MP e ANP querem que postos de gasolina indenizem consumidores

Lei n.º 9.478/97 - Dispõe sobre a política energética nacional, as atividades relativas ao monopólio do petróleo (...) e dá outras providências.

"Art. 7.º Fica instituída a Agência Nacional do Petróleo - ANP, entidade integrante da Administração Federal indireta, submetida ao regime autárquico especial, como órgão regulador da indústria do petróleo, vinculado ao Ministério de Minas e Energia."

"Art. 8.º A ANP terá como finalidade promover a regulação, a contratação e a fiscalização das atividades econômicas integrantes da indústria do petróleo, cabendo-lhe:

I - implementar, em sua esfera de atribuições, a política nacional de petróleo e gás natural, contida na política energética nacional, nos termos do Capítulo I desta Lei, com ênfase na garantia do suprimento de derivados de petróleo em todo o território nacional e na proteção dos interesses dos consumidores quanto a preço, qualidade e oferta dos produtos;"

Decreto n.º 2.455, de 14/01/1998 - Implanta a Agência Nacional do Petróleo - ANP, autarquia sob regime especial, aprova sua estrutura (...) e dá outras providências

"Art. 3.º Na execução de suas atividades, a ANP observará os seguintes princípios:

(...)

VI - fiscalização exercida no sentido da educação e orientação dos agentes econômicos do setor, bem como da prevenção e repressão de condutas violadoras da legislação pertinente, das disposições estabelecidas nos contratos e nas autorizações;"

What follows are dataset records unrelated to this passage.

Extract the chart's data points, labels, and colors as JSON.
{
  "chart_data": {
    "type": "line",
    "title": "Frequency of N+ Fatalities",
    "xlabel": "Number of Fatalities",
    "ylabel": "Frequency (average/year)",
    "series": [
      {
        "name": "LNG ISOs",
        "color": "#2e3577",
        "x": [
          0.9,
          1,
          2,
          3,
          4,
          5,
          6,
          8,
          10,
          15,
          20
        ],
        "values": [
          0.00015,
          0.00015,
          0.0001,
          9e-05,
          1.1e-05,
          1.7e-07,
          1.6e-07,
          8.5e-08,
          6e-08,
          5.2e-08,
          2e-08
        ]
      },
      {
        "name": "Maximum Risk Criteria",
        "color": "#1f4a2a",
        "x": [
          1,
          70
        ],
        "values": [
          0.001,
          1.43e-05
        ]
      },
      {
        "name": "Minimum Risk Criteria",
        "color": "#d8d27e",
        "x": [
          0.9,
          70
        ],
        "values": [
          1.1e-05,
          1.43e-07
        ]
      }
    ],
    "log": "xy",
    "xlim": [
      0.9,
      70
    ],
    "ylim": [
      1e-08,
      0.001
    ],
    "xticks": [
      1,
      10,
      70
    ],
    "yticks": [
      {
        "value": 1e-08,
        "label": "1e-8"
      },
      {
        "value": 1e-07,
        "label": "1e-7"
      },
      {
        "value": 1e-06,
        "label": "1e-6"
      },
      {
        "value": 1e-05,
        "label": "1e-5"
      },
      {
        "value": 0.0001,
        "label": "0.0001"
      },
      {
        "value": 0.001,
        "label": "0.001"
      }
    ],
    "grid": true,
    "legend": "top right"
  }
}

Cumpre observar que os interesses defendidos na presente ação enquadram-se nos chamados interesses individuais homogêneos, ou seja, consumidores que, em razão da adulteração da qualidade dos combustíveis que adquiriram, viram-se privados da fruição a contento do produto (comprometida por essa adulteração), o que acabou por ocasionar consumo excessivo pelos veículos, problemas nos respectivos motores, dentre outros possíveis prejuízos, inclusive relativos à segurança pessoal dos consumidores (vale lembrar que combustíveis adulterados provocam problemas mecânicos que, não raro, podem ensejar acidentes).

Tais interesses ditos individuais homogêneos (Lei 8.078/90, art. 81, III) se apresentam "uniformizados pela origem comum" e, a despeito de, na sua essência remanescerem individuais, podem e até devem ser tutelados, processualmente falando, de forma coletiva (arts. 90 a 100 do mesmo diploma legal). Esse é o entendimento esposado por Antônio Carlos Malheiros, juiz do 1º Tribunal de Alçada Civil de São Paulo:

"Atento (e satisfeito) à crescente discussão doutrinária sobre a Lei nº 7.347/85 - Lei de Ação Civil Pública, denominada LAPC, com ulteriores modificações pontuais - e rememorando meu voto (vencido) nos autos da apelação nº 589.944-7, onde se questionava a legitimidade ativa do Ministério Público, em sede de ação civil pública, no tocante à exoneração do pagamento de taxas municipais (onde a constitucionalidade do lançamento era, de fato, discutível), tocou-me que poderia trazer algum benefício, sem qualquer pretensão de esgotar o assunto, discorrer sobre o tema.

(...)

Mostra-se cristalina a tendência do Direito moderno em privilegiar o social, e dar, gradativamente, autonomia ao interesse do coletivo. Os conceitos jurídicos, assim como as leis, devem, pois, adequar-se à nova realidade observada, de molde a tornar efetivos os anseios mais profundos da sociedade.

Restrições doutrinárias e jurisprudenciais ainda perduram por não ser assim tão automático afastar-se da clássica divisão entre interesse público/interesse individual, herdada do jusnaturalismo. Ademais, nosso ordenamento processual civil sempre seguiu a linha individualista, onde a proteção jurisdicional somente se verifica mediante a existência de um direito subjetivo violado ou resistido.

(...)

Interesses individuais homogêneos ocorrem quando uma lesão, detectada individualmente, homogeneiza-se com outras lesões, também individuais, dada uma situação fática comum, assemelhando-se, desse modo, a um interesse coletivo (lato sensu) pois relativo a um número disperso de pessoas.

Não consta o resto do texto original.